Guillaume Poupard (Anssi) : "Notre essor digital accroît notre vulnérabilité"
Décideurs. La France considère la cyber-sécurité comme une priorité nationale. Notre pays est-il plus exposé qu’un autre en la matière ?
Guillaume Poupard. Le risque est proportionnel au niveau technologique. Le gouvernement a misé sur le développement du numérique. En conséquence, notre essor digital accroît notre vulnérabilité. Cette dernière est bien exploitée par nos différents ennemis : politique, militaire, terroriste, économique… Beaucoup de monde souhaite espionner ou détruire des éléments en France. Aujourd’hui, les donneurs d’ordres et les mercenaires spécialisés se séparent. Cela donne lieu à des scénarios préoccupants.

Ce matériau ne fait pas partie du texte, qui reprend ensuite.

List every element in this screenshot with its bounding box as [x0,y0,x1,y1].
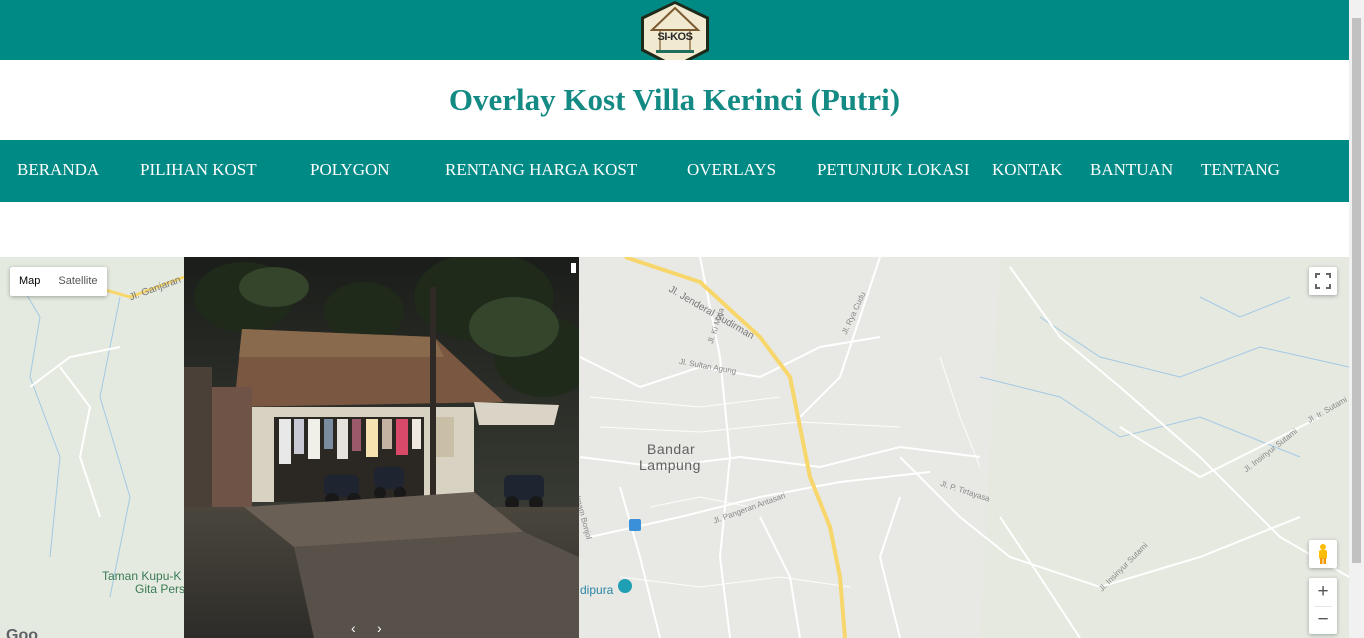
nav-polygon[interactable]: POLYGON [310,160,390,180]
zoom-in-button[interactable]: + [1309,578,1337,606]
google-logo: Goo [6,627,38,638]
park-label-line2: Gita Pers [135,582,186,596]
fullscreen-icon [1315,273,1331,289]
city-label-lampung: Lampung [639,457,701,473]
pegman-button[interactable] [1309,540,1337,568]
vertical-scrollbar[interactable] [1349,0,1364,638]
main-nav: BERANDA PILIHAN KOST POLYGON RENTANG HAR… [0,140,1349,202]
title-area: Overlay Kost Villa Kerinci (Putri) [0,60,1349,140]
map-type-satellite-button[interactable]: Satellite [49,267,106,296]
street-view-next-arrow: › [377,620,382,636]
nav-bantuan[interactable]: BANTUAN [1090,160,1173,180]
nav-overlays[interactable]: OVERLAYS [687,160,776,180]
page-title: Overlay Kost Villa Kerinci (Putri) [448,82,901,117]
nav-beranda[interactable]: BERANDA [17,160,99,180]
nav-kontak[interactable]: KONTAK [992,160,1062,180]
logo-text: SI-KOS [657,31,693,43]
nav-petunjuk-lokasi[interactable]: PETUNJUK LOKASI [817,160,970,180]
fullscreen-button[interactable] [1309,267,1337,295]
nav-pilihan-kost[interactable]: PILIHAN KOST [140,160,257,180]
poi-label: dipura [580,583,614,597]
pegman-icon [1319,544,1327,564]
street-view-panel[interactable]: ‹ › [184,257,579,638]
page: SI-KOS Overlay Kost Villa Kerinci (Putri… [0,0,1364,638]
nav-rentang-harga-kost[interactable]: RENTANG HARGA KOST [445,160,637,180]
map-type-map-button[interactable]: Map [10,267,49,296]
city-label-bandar: Bandar [647,441,696,457]
zoom-out-button[interactable]: − [1309,606,1337,634]
street-view-photo: ‹ › [184,257,579,638]
scrollbar-thumb[interactable] [1352,18,1361,563]
street-view-prev-arrow: ‹ [351,620,356,636]
zoom-control: + − [1309,578,1337,634]
nav-tentang[interactable]: TENTANG [1201,160,1280,180]
map-type-control: Map Satellite [10,267,107,296]
street-view-hand-icon [571,263,576,273]
park-label-line1: Taman Kupu-K [102,569,182,583]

Les attaques les plus graves restent à venir. Dans cette optique, nous portons la majorité de nos efforts sur une protection efficace tant les attaquants sont difficiles à détruire à la source. Nous disposons de toutes les armes pour rester un pays autonome en matière de cyber-sécurité : de grands industriels structurant la filière, des start-up innovantes… Mais malgré toutes nos forces, le risque zéro n’existe pas.

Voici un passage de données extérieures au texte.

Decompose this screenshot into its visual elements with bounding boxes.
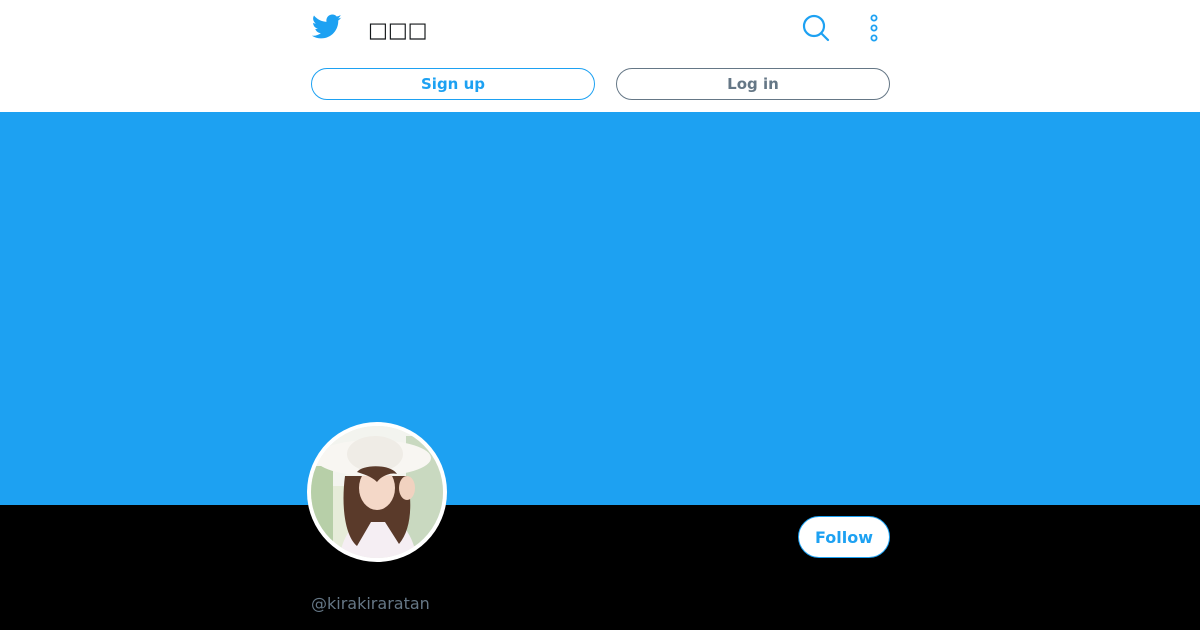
more-vertical-icon[interactable]: [864, 12, 884, 44]
follow-button[interactable]: Follow: [798, 516, 890, 558]
avatar-photo: [311, 426, 443, 558]
twitter-bird-icon[interactable]: [312, 14, 342, 40]
top-bar: □□□ Sign up Log in: [0, 0, 1200, 112]
log-in-button[interactable]: Log in: [616, 68, 890, 100]
search-icon[interactable]: [800, 12, 832, 44]
page-title: □□□: [368, 18, 428, 42]
profile-handle: @kirakiraratan: [311, 594, 430, 613]
sign-up-button[interactable]: Sign up: [311, 68, 595, 100]
profile-banner: [0, 112, 1200, 505]
avatar[interactable]: [307, 422, 447, 562]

Décideurs. Rentrez-vous parfois en concurrence avec les SSII et leurs solutions de sécurité ?
G. P. Cela peut arriver. Ces acteurs lorgnent sans doute sur la protection des ministères qui est l’une de nos prérogatives. Ce que nous faisons en propre sur un périmètre réduit nous offre une légitimité auprès de l’écosystème. De plus, nous qualifions sur notre site les experts pour aider les entreprises à choisir des prestataires compétents et de confiance. Les prestataires audités doivent ainsi nous présenter certaines garanties pour être référencés, comme la présence de data centers en France pour la protection des données personnelles.
En consacrant 5% du budget informatique à la cybersécurité, il est possible d'être efficace face à des attaques organisées.

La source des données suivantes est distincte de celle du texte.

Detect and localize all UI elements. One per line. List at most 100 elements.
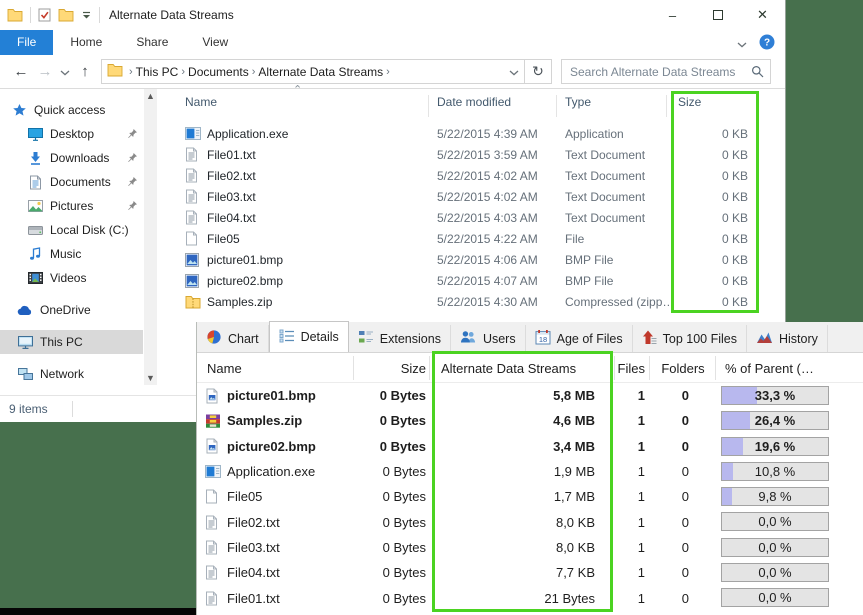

Décideurs. Connaissez-vous l’identité de vos ennemis ?
G. P. Il est difficile d’attribuer une attaque informatique à une entité définie. Il faut être prudent pour désigner nos opposants mais il est évident que les groupes mafieux sont montés en gamme sur ce sujet. La prolifération des menaces est presque naturelle car il est bien plus facile de lancer une cyber-attaque qu’une offensive nucléaire. Certains États, pour ne rien arranger, défendent les cyber-attaquants de leur territoire. L’asymétrie entre l’attaque et la défense encourage bien des malfrats à utiliser l’arme du pauvre que représente le cyber-crime.
Décideurs. Est-il juste de percevoir la cyber-sécurité comme une course à l’ingéniosité entre le voleur et le gendarme ?
G. P. C’est un combat inégal. C’est une bonne chose que la question ne se pose plus à l’esprit des dirigeants. Le risque informatique ne va pas s’arrêter de sitôt car tous les foyers ne peuvent être éteints en même temps. Il faut s’organiser. En consacrant 5 % du budget informatique à la cyber-sécurité, il est possible d’être efficace face à des attaques organisées.
Décideurs. Comment s’est déroulée votre intervention à TV5 Monde après l’attaque de leur site internet ?
G. P. TV5 Monde est le seul cas rendu public sur lequel nous sommes intervenus. Notre cellule de crise m’a vite prévenu de cette attaque informatique et immédiatement, une équipe de spécialistes de l’Anssi a été envoyée sur place. Il fallait intervenir dans l’urgence car le groupe TV5 pouvait perdre les canaux satellites qu’il utilisait s’il restait inactif durant 24 heures. Sa survie dépendait de notre réactivité. Notre première tâche a été d’aider les équipes informatiques à remettre le service en place sans pour autant altérer les traces de l’attaque. Cette scène de crime comporte des informations essentielles pour améliorer les systèmes de défense à mettre en place. Passé cette première étape, nous avons reconstruit un réseau sur le temps long. Il était inconcevable de relancer le même système qui n’avait su résister à l’attaque. Notre rôle de pompier s’arrête lorsque nous passons la main à des prestataires de qualité, triés sur le volet. Ce type d’attaques graves menant à la perte d’information sensible ou à l’arrêt complet des activités nous est signalé en moyenne une fois tous les quinze jours.